High water rates in Missoula under Carlyle’s ownership were not as worrisome as rate stability, but public ownership of Missoula Water has been favorable in both areas. The City of Missoula is operating the utility at rates not seen since 2011. Before the City purchased the system in June 2017, the Montana Public Service Commission penalized Liberty Utilities for acquiring Missoula’s water without PSC approval. The penalty mandated a 6 percent rate reduction. The City opted to maintain those lower rates and is still operating a healthy utility and taking better care of the system – at rates averaging just $2 a day per household or business customer. Meanwhile, Liberty earlier this year applied for three years of rate increases for its Apple Valley Ranchos water customers – 12.6 percent overall. We know Liberty had similar plans for Missoula. Nationwide, investor-owned utilities typically charge 59 percent more for water service than local government utilities.
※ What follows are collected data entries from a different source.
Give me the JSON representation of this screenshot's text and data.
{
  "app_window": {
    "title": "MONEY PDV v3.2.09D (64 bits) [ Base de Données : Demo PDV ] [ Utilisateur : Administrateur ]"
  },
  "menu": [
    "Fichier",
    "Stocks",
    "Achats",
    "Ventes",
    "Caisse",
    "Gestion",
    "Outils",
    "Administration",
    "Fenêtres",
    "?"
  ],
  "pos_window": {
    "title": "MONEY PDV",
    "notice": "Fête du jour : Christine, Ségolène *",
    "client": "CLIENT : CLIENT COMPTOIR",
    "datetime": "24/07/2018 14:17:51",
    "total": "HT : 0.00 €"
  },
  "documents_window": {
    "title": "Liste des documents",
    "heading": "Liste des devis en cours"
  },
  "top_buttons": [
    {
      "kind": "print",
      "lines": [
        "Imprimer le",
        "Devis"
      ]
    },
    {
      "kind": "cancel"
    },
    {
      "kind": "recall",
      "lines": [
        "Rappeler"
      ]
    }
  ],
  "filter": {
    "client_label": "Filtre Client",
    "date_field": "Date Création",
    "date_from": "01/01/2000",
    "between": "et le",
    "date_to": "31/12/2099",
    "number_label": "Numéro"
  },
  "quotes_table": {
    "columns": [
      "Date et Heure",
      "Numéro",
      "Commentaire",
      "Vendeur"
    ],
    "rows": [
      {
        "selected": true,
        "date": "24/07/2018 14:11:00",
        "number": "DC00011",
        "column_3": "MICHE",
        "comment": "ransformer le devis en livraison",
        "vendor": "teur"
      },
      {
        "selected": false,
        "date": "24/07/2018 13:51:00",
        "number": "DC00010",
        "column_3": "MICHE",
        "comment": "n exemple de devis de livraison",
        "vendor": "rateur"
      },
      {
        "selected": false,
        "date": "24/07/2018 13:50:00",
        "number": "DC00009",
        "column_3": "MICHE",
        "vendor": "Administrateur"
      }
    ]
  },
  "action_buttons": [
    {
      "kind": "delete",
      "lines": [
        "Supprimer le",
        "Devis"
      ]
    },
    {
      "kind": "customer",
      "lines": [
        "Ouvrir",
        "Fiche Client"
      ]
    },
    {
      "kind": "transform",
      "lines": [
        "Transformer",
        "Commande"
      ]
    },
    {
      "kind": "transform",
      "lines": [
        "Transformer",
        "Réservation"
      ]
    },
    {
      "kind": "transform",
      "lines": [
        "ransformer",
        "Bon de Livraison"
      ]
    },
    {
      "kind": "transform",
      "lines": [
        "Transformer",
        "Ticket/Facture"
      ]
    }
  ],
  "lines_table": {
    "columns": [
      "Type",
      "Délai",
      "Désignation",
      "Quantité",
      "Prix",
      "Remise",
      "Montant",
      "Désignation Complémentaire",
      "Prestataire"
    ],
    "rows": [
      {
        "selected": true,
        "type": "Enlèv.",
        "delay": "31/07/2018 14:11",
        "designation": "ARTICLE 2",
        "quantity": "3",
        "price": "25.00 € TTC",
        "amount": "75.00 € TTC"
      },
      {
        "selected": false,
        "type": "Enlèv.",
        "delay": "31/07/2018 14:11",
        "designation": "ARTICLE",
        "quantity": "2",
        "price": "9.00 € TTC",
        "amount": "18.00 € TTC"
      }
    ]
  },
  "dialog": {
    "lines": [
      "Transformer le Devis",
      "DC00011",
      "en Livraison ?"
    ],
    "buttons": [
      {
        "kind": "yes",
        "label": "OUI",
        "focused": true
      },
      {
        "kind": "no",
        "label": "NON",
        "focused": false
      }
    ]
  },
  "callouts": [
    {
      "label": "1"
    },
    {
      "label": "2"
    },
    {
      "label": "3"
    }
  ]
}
There’s a reason that global companies want to own local water utilities and that water is “the new oil”: profits. Missoula Water, even at the current reasonable rates, earned $18 million in water rate revenue in the past year. That is enough to service all the utility’s acquisition debt and to make significant headway on repairing and caring for the system’s infrastructure. During the past year in public ownership, Missoula Water professionals have replaced or installed 9,602 feet of water main, $3.9 million of work. We’ve also overseen 7,625 feet of main extensions to new development, installed 13 new hydrants and upgraded 2,047 water meters. We repaired 21 leaks in water mains, upgraded the utility’s billing system and reestablished paperless billing. We funded all this work with revenue, not loans. Almost all our employees stayed with us this year, and we’ve added some new ones too.
We chose our “foreign bank” – Barclays, a London-based, very experienced underwriter with a strong U.S. presence – through a competitive public process from multiple responding institutions because it gave Missoula the best deal. We have been able to service the debt solely through utility rates, not with taxpayer money.
As a 22-year employee of this water utility, I have had a front-row seat during long-term ownership by a conscientious individual, short-term corporate ownership by Carlyle, then Liberty, and now ownership by the public as the City of Missoula. I’m proud of how far we’ve come in the last year in improving the system, holding the rates and increasing maintenance to a new level.
Dennis Bowman is Deputy Public Works Director for Utilities at the City of Missoula, where he oversees Missoula Water. He writes on behalf of the City’s administration and its Public Works staff. Ginny Merriam is the City’s Communications Director.